Frau Ministerin Tack wird antworten.

Herr Präsident! Meine Damen und Herren! Sehr geehrte Frau Lieske, ich glaube, wir sind schon sehr gut aufgestellt, um das Bibermanagement auch im Landkreis Märkisch-Oderland leisten zu können. Ich will daran erinnern, dass mit dem Erlass vom November 2010 allen Landkreisen noch einmal erläutert wurde, dass sie als zuständige Behörde für den Vollzug des Artenschutzrechts alle Handlungsspielräume haben, um ein wirksames Bibermanagement betreiben zu können. Dieses reicht - was Sie wissen - von Präventionsmaßnahmen bis zu artenschutzrechtlichen Ausnahmen für den Fang und letztendlich auch für die Lösung des Problems durch Tötung von Bibern.

Beim Kreisbauernverbandstag habe ich noch einmal deutlich gemacht, dass es um die bayerische Ausnahmeverordnung geht, was das Bibermanagement betrifft, da ist nämlich die Zugriffsmöglichkeit für den Fang und die Tötung der Biber geregelt. Ich habe auch gesagt, dass wir weitere Elemente aus dem bayerischen Bibermanagement prüfen werden. Sie haben einfach mehr und längere Erfahrungen. Das wollen wir gerne tun. Dieses Management besteht aus weiteren Bausteinen, die den Zugriffsmaßnahmen vorgeschaltet sind. Wir haben in Märkisch-Oderland auch eine Bibermanagerin, die über das Land durch den Boden- und Deichverband finanziert wird. Es geht um die Beratung von Betroffenen, Prävention von Schäden usw., Förderung der baulichen Maßnahmen, wenn Schäden eingetreten sind. Wir sind uns im Hochwasserschutz alle einig: Der Biber hat auf den Deichen nichts zu suchen. Aber die Zuständigkeit für den Artenschutz liegt bei den Landkreisen. Ich finde, dass der Landrat gemeinsam mit seiner Kreisverwaltung Märkisch-Oderland diese Verantwortung sehr gut wahrnimmt.

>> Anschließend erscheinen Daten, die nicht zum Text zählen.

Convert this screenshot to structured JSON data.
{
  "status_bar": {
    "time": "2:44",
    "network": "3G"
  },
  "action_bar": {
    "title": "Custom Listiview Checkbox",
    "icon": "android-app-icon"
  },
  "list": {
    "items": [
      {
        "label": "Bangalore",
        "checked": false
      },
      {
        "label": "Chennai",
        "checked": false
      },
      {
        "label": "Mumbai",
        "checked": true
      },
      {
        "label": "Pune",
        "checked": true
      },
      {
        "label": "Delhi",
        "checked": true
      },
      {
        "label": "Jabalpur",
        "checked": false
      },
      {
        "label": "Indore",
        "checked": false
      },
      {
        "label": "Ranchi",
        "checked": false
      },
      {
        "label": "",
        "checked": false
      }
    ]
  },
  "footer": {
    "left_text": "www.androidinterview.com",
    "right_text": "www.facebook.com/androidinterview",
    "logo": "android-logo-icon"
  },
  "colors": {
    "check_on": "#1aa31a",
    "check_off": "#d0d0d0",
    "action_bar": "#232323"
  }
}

Wir werden am 6. Mai - ich will nicht vergessen, das zu sagen in der Arbeitsgruppe Wassermanagement im Oderbruch das Hauptthema Bibermanagement auf der Tagesordnung haben. Für alle, die sich in dieser Arbeitsgruppe immer gern und zuverlässig engagieren, werden wir das Thema Bibermanagement am 6. Mai erneut zum Ideenaustausch aufrufen. Dann hat auch die Fachabteilung geprüft, ob weitere bayerische Regelungen in Brandenburg anwendbar sind.

Vielen Dank. - Der Abgeordnete Görke stellt die Frage 540 (Stand der Suche nach Bodenreformerben).

Im Januar hatte das Ministerium der Finanzen einen Bericht zu den vier Schwerpunkten der neuen Vorgehensweise bei der Suche nach bisher unbekannten Bodenreformerben gegeben. Zu diesen Schwerpunkten gehören die nochmalige Veröffentlichung zum Eigentümer- bzw. Erbenaufruf in den regionalen Zeitungen, das Schalten von Anzeigen im „Bundesanzeiger“, das angekündigte Pilotprojekt mit der Stadt Werder (Havel) und die Antragstellung zur Berichtigung der Grundbucheinträge. Eine Veröffentlichung von Listen mit konkreten Flächen im „Bundesanzeiger“ ist in Erwägung gezogen worden.

Ich frage die Landesregierung: Welche neuen Ergebnisse gibt es zum Stand der Suche nach bisher unbekannten Bodenreformerben?

Dazu hat Minister Markov das Wort.

Herr Präsident! Meine sehr verehrten Damen und Herren! Nachdem das Gericht geurteilt hat, dass das Land Brandenburg sich widerrechtlich Grundstücke zuschreiben lassen hat,...

(Aha! bei der CDU)

- Ja, das hat ja das Gericht festgestellt. Das ist Fakt.

... lagen zum 27.10.2010 2 796 Anträge auf Grundbuchberichtigung vor. Danach hat es eine neue Herangehensweise gegeben. In der seitdem vergangenen Frist von fünf Monaten sind 4 000 weitere Grundbuchberichtigungsanträge gestellt worden, sodass wir jetzt, Anfang April, bei etwa 6 700 liegen. Das Ziel, das wir verkündet hatten, alle Grundbuchberichtigungsanträge bis Ende Juni zu stellen, werden wir erfüllen. Es wird jetzt schwieriger, weil die Fallgruppen nicht mehr so groß sind. Aber wir werden es packen.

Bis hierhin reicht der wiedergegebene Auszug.